The applicant was working for his employer for only 74 days when he fell and suffered numerous injuries. He suffered a fractured pelvis and injuries to the neck, right shoulder, right leg and knees. He suffered a sleep disorder and headaches. He had surgery to repair his pelvis and a torn meniscus. He had additional surgery to his right foot and ankle.
He filed for a psychiatric injury. He alleged depression, difficulty sleeping and panic attacks.
The case went to trial and the Workers’ Compensation Judge (WCJ) denied the claim for psychiatric injury. The WCJ indicated the claim was barred by Labor Code section 3208.3 in that the applicant did not work for the employer for 6 months and did not result from a sudden and extraordinary event.

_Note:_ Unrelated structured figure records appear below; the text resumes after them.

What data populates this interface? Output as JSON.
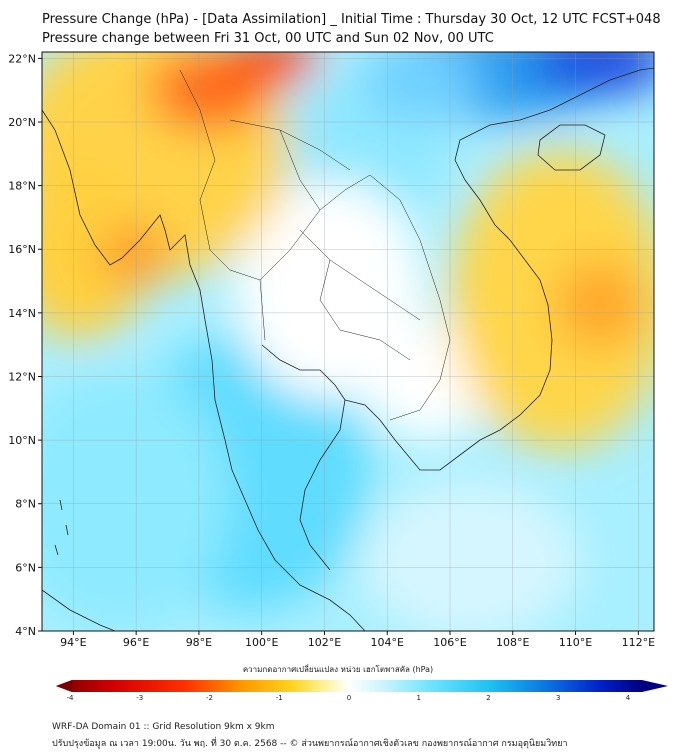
{
  "title_line1": "Pressure Change (hPa) - [Data Assimilation] _ Initial Time : Thursday 30 Oct, 12 UTC FCST+048",
  "title_line2": "Pressure change between Fri 31 Oct, 00 UTC and Sun 02 Nov, 00 UTC",
  "map": {
    "lon_range": [
      93,
      112.5
    ],
    "lat_range": [
      4,
      22.2
    ],
    "lon_ticks": [
      "94°E",
      "96°E",
      "98°E",
      "100°E",
      "102°E",
      "104°E",
      "106°E",
      "108°E",
      "110°E",
      "112°E"
    ],
    "lon_values": [
      94,
      96,
      98,
      100,
      102,
      104,
      106,
      108,
      110,
      112
    ],
    "lat_ticks": [
      "4°N",
      "6°N",
      "8°N",
      "10°N",
      "12°N",
      "14°N",
      "16°N",
      "18°N",
      "20°N",
      "22°N"
    ],
    "lat_values": [
      4,
      6,
      8,
      10,
      12,
      14,
      16,
      18,
      20,
      22
    ],
    "gridlines": true
  },
  "colorbar": {
    "title": "ความกดอากาศเปลี่ยนแปลง หน่วย เฮกโตพาสคัล (hPa)",
    "min": -4,
    "max": 4,
    "tick_labels": [
      "-4",
      "-3",
      "-2",
      "-1",
      "0",
      "1",
      "2",
      "3",
      "4"
    ],
    "colors": {
      "low": "#7a0000",
      "mid": "#ffffff",
      "high": "#000080"
    }
  },
  "footer_line1": "WRF-DA Domain 01 :: Grid Resolution 9km x 9km",
  "footer_line2": "ปรับปรุงข้อมูล ณ เวลา 19:00น. วัน พฤ. ที่ 30 ต.ค. 2568 -- © ส่วนพยากรณ์อากาศเชิงตัวเลข กองพยากรณ์อากาศ กรมอุตุนิยมวิทยา"
}
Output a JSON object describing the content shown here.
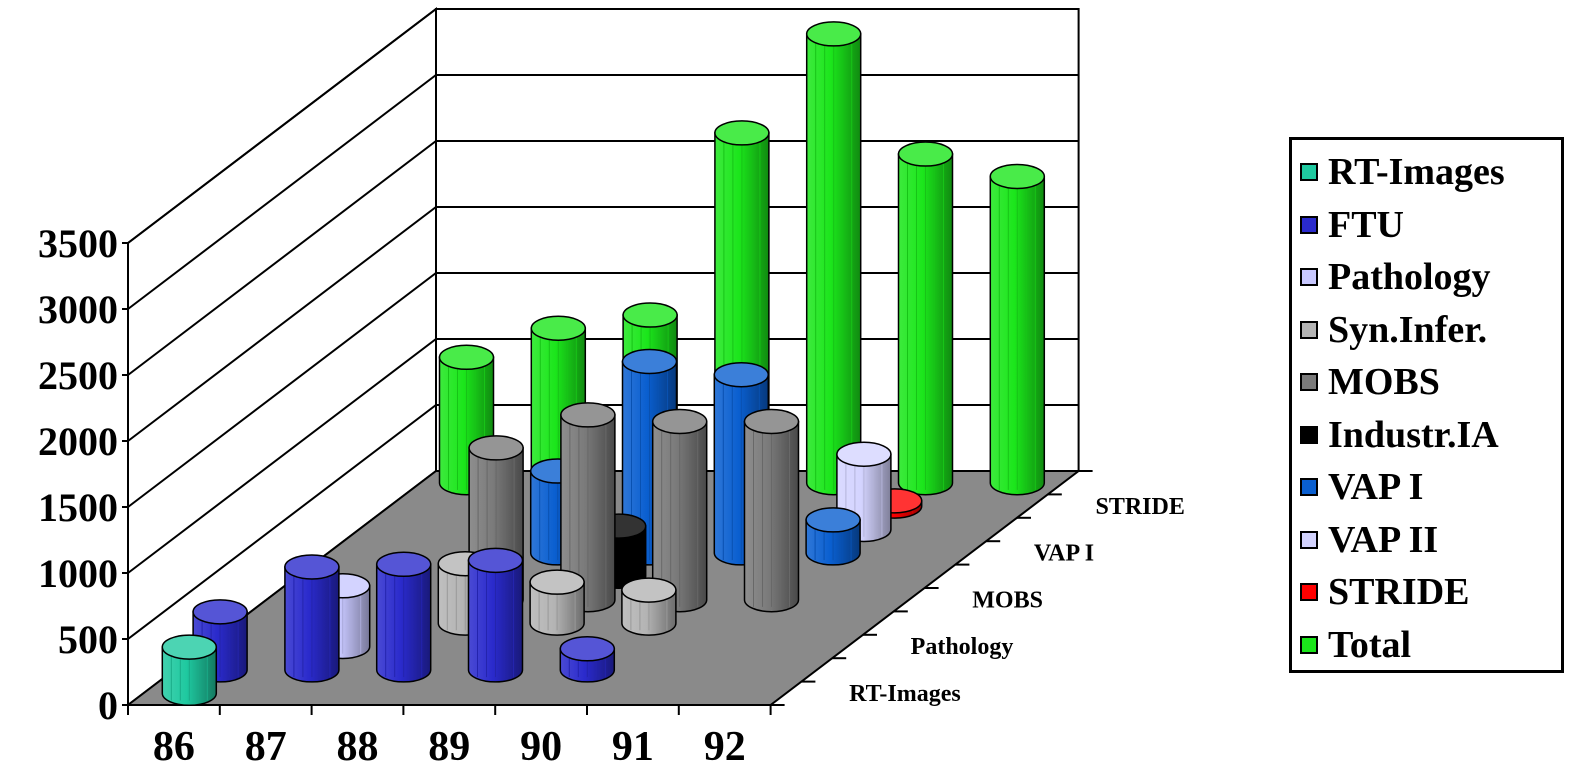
{
  "chart_data": {
    "type": "bar",
    "variant": "3d-column",
    "categories": [
      "86",
      "87",
      "88",
      "89",
      "90",
      "91",
      "92"
    ],
    "depth_labels": [
      "RT-Images",
      "Pathology",
      "MOBS",
      "VAP I",
      "STRIDE"
    ],
    "ylim": [
      0,
      3500
    ],
    "yticks": [
      "0",
      "500",
      "1000",
      "1500",
      "2000",
      "2500",
      "3000",
      "3500"
    ],
    "grid": true,
    "legend_position": "right",
    "series": [
      {
        "name": "RT-Images",
        "color": "#1fc9a0",
        "values": [
          350,
          null,
          null,
          null,
          null,
          null,
          null
        ]
      },
      {
        "name": "FTU",
        "color": "#2a2acc",
        "values": [
          440,
          780,
          800,
          830,
          160,
          null,
          null
        ]
      },
      {
        "name": "Pathology",
        "color": "#c8c8ff",
        "values": [
          null,
          460,
          null,
          null,
          null,
          null,
          null
        ]
      },
      {
        "name": "Syn.Infer.",
        "color": "#b4b4b4",
        "values": [
          null,
          null,
          450,
          310,
          250,
          null,
          null
        ]
      },
      {
        "name": "MOBS",
        "color": "#7a7a7a",
        "values": [
          null,
          null,
          1150,
          1400,
          1350,
          1350,
          null
        ]
      },
      {
        "name": "Industr.IA",
        "color": "#000000",
        "values": [
          null,
          null,
          null,
          380,
          null,
          null,
          null
        ]
      },
      {
        "name": "VAP I",
        "color": "#0a5fd0",
        "values": [
          null,
          null,
          620,
          1450,
          1350,
          250,
          null
        ]
      },
      {
        "name": "VAP II",
        "color": "#d4d4ff",
        "values": [
          null,
          null,
          null,
          null,
          null,
          570,
          null
        ]
      },
      {
        "name": "STRIDE",
        "color": "#ff0000",
        "values": [
          null,
          null,
          null,
          null,
          null,
          40,
          null
        ]
      },
      {
        "name": "Total",
        "color": "#1be61b",
        "values": [
          950,
          1170,
          1270,
          2650,
          3400,
          2490,
          2320
        ]
      }
    ]
  }
}
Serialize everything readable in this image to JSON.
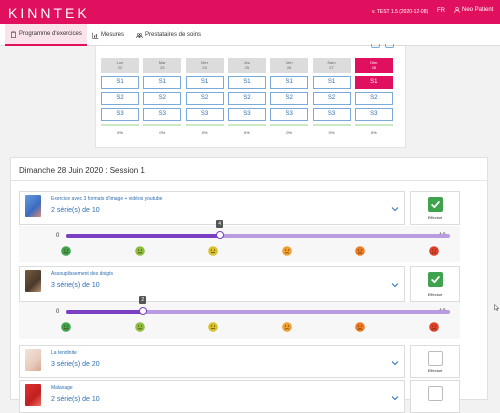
{
  "header": {
    "logo": "KINNTEK",
    "version": "v. TEST 1.5 (2020-12-08)",
    "lang": "FR",
    "user": "Neo Patient",
    "brand_color": "#e0105f"
  },
  "nav": {
    "tabs": [
      {
        "label": "Programme d'exercices",
        "icon": "clipboard-icon",
        "active": true
      },
      {
        "label": "Mesures",
        "icon": "chart-icon",
        "active": false
      },
      {
        "label": "Prestataires de soins",
        "icon": "team-icon",
        "active": false
      }
    ]
  },
  "calendar": {
    "days": [
      {
        "name": "Lun",
        "date": "22",
        "slots": [
          "S1",
          "S2",
          "S3"
        ],
        "pct": "0%"
      },
      {
        "name": "Mar",
        "date": "23",
        "slots": [
          "S1",
          "S2",
          "S3"
        ],
        "pct": "0%"
      },
      {
        "name": "Mer",
        "date": "24",
        "slots": [
          "S1",
          "S2",
          "S3"
        ],
        "pct": "0%"
      },
      {
        "name": "Jeu",
        "date": "25",
        "slots": [
          "S1",
          "S2",
          "S3"
        ],
        "pct": "0%"
      },
      {
        "name": "Ven",
        "date": "26",
        "slots": [
          "S1",
          "S2",
          "S3"
        ],
        "pct": "0%"
      },
      {
        "name": "Sam",
        "date": "27",
        "slots": [
          "S1",
          "S2",
          "S3"
        ],
        "pct": "0%"
      },
      {
        "name": "Dim",
        "date": "28",
        "slots": [
          "S1",
          "S2",
          "S3"
        ],
        "pct": "0%"
      }
    ],
    "selected_day": 6,
    "selected_slot": 0
  },
  "session": {
    "title": "Dimanche 28 Juin 2020 : Session 1",
    "exercises": [
      {
        "title": "Exercice avec 3 formats d'image + vidéos youtube",
        "series": "2 série(s) de 10",
        "done": true,
        "done_label": "Effectué",
        "slider": {
          "min": "0",
          "max": "10",
          "value": 4,
          "value_label": "4"
        }
      },
      {
        "title": "Assouplissement des doigts",
        "series": "3 série(s) de 10",
        "done": true,
        "done_label": "Effectué",
        "slider": {
          "min": "0",
          "max": "10",
          "value": 2,
          "value_label": "2"
        }
      },
      {
        "title": "La tendinite",
        "series": "3 série(s) de 20",
        "done": false,
        "done_label": "Effectué"
      },
      {
        "title": "Malaxage",
        "series": "2 série(s) de 10",
        "done": false,
        "done_label": ""
      }
    ]
  },
  "pain_faces": [
    "face-happy-icon",
    "face-slight-icon",
    "face-neutral-icon",
    "face-sad-icon",
    "face-sadder-icon",
    "face-worst-icon"
  ],
  "pain_colors": [
    "#3fa34d",
    "#8cbf3f",
    "#d8c02a",
    "#f0a030",
    "#ee7a22",
    "#e0402a"
  ]
}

The Workers’ Compensation Appeals Board (WCAB) on petition for reconsideration found it was caused by an extraordinary employment condition.
The appellate court reviewed the statute and relevant cases. They indicated that the slip and fall was an accident that could reasonably be expected to occur. It was not the result of a sudden and extra ordinary event. Therefore, there was no psychiatric injury. The case should be reviewed for the discussion of what constitutes a sudden and extraordinary event.